Considerado uma pessoa quase folclórica. Said José chegou em 1928, direto do Líbano, com a vontade férrea de trabalhar e vencer na América e, também, ajudar o Brasil a “crescer”. Estabelecido, inicialmente na antiga Chácara Tenente Carrito, com armazém de secos e molhados, transferiu-se para o bairro da Chapada Grande instalando-se com o mesmo ramo, e junto com a esposa Emília Jubran José “uma mulher de fibra e que soube auxiliar o marido e educar os doze filhos dentro dos princípios cristãos e na mais perfeita honradez”. Vendendo desde agulha até “mosquiteiro”, Said financiava os lavradores do lugar, que se dedicavam ao plantio de algodão e só recebia após a colheita da safra – caso ela fosse rendosa.
Com comércio vibrante, além de adquirir mercadorias de vendedores, Said empreendia viagens periódicas a São Paulo, onde levava algodão bruto para as indústrias e trazia artigos para seu armazém, “uma espécie de supermercado da época”, tornando-se desta maneira sempre atualizado no ramo. No entanto, o carro-chefe do estabelecimento passou a ser a linguiça, cujo tempero natural permanece até os dias atuais, e que recebeu a receita de Maria Adelaide Ruivo, uma moradora também da própria Chapada Grande, Said e Emília aprenderam a fabricar o artigo e caprichavam de tal maneira, que ele era procurado não só por pessoas da cidade como de outras localidades. Seu filho lembra que Paulo Salim Maluf até hoje recebe o alimento levado pelo ex-prefeito de São Miguel Arcanjo, Luiz Albach e também para Orestes Quércia, encomendado pelo ex-deputado Osmar Thibes do Canto. O estabelecimento foi frequentado por políticos como Ciro Albuquerque, Waldomiro de Carvalho, Caio Dias Batista e, igualmente, pelos advogados Jango Mendes, Rodolfo Miranda Leonel e pelo padre Brunetti. A linguiça enchida de carne de porco com sabor inigualável, é toda feita com tempero natural, ervas aromáticas e com suínos previamente escolhidos, “perfeitamente ente saudáveis”.
Conseguiu educar os doze filhos que hoje ainda continuam em atividades como professores, bancários e funcionários públicos e no balcão do conhecido e conceituado açougue São José. Homem que soube viver condignamente, Said, trabalhador contumaz, preenchia suas horas de lazer frequentando Clube Venâncio Ayres ou Recreativo, não só participando de reuniões festivas como “amadoristicamente brincando com carteado”, tinha por hábito viajar com a esposa para relaxar das atribuições da vida.

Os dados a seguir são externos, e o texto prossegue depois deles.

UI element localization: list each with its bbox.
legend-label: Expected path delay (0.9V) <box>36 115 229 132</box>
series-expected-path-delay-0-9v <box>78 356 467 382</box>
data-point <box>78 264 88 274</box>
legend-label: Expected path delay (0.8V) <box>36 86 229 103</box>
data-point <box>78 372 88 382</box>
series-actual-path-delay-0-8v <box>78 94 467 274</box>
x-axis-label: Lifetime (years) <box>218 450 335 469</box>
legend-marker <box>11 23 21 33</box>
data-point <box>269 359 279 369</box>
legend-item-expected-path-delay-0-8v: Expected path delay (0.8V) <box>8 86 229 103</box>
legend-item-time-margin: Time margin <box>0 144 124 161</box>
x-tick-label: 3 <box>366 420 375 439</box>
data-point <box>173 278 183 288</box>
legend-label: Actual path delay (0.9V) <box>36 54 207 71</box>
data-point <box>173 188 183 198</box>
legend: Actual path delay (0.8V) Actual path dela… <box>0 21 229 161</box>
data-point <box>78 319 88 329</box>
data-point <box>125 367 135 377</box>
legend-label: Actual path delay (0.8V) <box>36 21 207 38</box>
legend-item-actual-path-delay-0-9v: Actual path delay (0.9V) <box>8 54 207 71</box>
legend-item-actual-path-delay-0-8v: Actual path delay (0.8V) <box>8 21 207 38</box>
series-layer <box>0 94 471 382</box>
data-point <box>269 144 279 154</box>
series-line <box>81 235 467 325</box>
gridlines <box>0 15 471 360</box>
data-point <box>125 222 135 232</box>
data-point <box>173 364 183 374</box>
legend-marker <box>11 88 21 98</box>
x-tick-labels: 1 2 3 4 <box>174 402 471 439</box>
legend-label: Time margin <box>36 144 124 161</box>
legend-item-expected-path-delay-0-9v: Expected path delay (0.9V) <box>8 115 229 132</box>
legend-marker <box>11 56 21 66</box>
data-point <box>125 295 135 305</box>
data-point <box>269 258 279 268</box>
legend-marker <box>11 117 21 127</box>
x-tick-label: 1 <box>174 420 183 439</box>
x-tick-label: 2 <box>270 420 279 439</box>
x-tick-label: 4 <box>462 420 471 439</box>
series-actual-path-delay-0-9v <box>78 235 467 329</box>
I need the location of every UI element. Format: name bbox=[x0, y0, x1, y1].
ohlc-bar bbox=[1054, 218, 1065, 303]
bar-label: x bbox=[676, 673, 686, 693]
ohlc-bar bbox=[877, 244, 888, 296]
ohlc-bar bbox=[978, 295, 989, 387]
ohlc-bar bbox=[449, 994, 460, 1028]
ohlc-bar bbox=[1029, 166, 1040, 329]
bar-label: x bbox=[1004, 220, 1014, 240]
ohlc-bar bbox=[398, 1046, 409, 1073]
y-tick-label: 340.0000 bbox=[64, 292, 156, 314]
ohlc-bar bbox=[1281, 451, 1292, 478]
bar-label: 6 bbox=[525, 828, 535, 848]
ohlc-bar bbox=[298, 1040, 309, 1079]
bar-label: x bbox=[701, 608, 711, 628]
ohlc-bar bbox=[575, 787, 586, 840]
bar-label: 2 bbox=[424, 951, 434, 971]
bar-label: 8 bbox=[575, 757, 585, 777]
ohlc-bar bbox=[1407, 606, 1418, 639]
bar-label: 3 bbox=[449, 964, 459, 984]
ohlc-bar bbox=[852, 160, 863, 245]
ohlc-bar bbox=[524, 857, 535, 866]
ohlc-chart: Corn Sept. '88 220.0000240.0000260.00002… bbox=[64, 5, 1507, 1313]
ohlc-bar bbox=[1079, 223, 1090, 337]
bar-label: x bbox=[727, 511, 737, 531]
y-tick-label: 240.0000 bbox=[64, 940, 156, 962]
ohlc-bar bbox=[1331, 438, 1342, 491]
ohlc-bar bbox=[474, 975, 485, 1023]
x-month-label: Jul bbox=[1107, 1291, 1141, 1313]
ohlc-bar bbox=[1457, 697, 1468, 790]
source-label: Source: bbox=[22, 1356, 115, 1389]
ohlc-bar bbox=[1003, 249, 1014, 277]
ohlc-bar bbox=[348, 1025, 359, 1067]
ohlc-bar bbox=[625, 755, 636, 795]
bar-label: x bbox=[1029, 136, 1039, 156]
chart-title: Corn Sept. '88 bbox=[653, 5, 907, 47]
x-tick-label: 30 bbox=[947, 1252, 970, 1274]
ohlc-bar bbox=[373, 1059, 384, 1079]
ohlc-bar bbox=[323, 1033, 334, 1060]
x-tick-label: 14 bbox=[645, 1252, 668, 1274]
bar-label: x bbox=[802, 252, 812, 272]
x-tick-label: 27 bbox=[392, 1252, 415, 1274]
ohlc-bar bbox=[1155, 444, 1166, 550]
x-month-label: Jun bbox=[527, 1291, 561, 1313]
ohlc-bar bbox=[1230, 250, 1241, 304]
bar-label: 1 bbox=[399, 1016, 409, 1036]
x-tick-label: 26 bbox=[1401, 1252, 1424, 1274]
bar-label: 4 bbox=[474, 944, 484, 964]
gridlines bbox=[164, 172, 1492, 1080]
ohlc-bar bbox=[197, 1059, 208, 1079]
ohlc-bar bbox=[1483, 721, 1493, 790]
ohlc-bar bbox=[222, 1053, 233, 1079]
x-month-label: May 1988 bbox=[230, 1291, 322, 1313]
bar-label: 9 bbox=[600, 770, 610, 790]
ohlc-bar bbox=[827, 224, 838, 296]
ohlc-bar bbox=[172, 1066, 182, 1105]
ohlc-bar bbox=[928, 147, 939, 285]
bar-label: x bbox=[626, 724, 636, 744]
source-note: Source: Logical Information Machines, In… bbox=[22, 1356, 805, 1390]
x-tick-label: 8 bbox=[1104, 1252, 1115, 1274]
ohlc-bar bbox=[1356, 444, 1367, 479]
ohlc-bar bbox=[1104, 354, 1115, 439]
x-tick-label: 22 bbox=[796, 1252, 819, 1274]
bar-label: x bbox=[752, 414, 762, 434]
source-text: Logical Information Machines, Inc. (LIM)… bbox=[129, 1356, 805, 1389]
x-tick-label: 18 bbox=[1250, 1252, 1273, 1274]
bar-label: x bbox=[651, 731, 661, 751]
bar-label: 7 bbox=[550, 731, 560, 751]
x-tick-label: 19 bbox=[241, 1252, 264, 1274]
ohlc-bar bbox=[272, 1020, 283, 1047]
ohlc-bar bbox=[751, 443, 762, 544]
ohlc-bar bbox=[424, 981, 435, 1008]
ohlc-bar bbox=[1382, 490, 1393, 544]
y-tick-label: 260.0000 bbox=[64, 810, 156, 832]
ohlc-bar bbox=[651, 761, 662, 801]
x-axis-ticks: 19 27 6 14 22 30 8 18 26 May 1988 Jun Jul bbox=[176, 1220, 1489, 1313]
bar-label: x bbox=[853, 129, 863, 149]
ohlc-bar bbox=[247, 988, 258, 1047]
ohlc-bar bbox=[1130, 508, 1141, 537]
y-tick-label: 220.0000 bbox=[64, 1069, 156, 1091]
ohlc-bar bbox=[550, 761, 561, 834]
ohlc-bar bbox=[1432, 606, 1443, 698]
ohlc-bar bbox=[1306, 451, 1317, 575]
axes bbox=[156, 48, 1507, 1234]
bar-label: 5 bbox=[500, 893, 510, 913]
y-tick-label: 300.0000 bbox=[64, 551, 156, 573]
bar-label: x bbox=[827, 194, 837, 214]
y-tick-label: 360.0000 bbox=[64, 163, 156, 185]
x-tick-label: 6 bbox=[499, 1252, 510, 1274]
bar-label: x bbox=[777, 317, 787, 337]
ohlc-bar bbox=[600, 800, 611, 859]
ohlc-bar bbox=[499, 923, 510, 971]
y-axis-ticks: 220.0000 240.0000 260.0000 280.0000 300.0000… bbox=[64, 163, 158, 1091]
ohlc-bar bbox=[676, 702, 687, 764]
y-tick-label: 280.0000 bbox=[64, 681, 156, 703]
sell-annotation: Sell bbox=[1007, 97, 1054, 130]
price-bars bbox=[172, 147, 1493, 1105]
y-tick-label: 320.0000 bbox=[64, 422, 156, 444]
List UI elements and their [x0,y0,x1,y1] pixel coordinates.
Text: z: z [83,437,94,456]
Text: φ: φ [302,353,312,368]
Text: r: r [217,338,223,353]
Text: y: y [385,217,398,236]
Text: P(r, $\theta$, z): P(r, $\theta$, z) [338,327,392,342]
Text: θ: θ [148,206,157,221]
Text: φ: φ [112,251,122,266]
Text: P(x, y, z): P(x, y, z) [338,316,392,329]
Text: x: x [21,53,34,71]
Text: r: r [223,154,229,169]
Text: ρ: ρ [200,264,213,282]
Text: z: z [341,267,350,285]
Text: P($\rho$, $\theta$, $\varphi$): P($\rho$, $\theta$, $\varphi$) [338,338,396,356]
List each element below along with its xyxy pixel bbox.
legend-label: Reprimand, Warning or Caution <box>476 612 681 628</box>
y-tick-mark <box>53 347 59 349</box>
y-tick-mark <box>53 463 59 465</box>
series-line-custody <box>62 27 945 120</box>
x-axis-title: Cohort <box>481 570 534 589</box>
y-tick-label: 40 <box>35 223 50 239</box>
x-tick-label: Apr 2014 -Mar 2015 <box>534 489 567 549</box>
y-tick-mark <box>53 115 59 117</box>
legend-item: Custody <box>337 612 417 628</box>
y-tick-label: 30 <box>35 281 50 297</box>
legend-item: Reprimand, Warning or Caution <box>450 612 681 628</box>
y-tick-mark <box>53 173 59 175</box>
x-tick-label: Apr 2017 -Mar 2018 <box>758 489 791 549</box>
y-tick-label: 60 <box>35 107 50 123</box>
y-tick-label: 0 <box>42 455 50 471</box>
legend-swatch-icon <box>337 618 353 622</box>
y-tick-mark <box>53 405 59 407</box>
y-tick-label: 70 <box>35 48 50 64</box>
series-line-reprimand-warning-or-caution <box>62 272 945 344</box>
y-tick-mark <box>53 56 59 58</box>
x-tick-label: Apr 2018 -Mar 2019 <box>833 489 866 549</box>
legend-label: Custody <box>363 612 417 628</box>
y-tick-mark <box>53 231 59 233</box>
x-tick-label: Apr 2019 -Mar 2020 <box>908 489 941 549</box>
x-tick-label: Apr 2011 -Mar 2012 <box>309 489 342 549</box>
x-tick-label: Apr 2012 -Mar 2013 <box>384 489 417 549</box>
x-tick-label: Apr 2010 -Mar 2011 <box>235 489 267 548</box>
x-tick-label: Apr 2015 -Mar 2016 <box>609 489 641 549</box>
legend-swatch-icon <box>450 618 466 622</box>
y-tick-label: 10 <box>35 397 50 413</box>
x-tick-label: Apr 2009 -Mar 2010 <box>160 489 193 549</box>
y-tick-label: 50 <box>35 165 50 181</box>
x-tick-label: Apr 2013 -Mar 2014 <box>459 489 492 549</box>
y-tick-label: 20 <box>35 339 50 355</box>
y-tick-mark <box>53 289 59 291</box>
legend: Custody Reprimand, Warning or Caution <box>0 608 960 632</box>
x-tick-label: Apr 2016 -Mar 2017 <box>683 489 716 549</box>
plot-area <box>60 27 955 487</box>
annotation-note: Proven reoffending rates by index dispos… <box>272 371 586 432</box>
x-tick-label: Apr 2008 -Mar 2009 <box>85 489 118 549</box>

Seu filho Said Júnior, um amante incondicional do comércio gosta de confirmar sempre aquilo que apregoa: “Sou ainda do tempo de amarrar cachorro com linguiça”, isto é, quando havia honestidade, e, “não gosto de encher linguiça”, significando tomar tempo ou espaço falando ou escrevendo superfluamente.

(*) Publicada originalmente no jornal “Correio de Itapetininga” e republicada no livro “Memórias Vivas”, volume 1.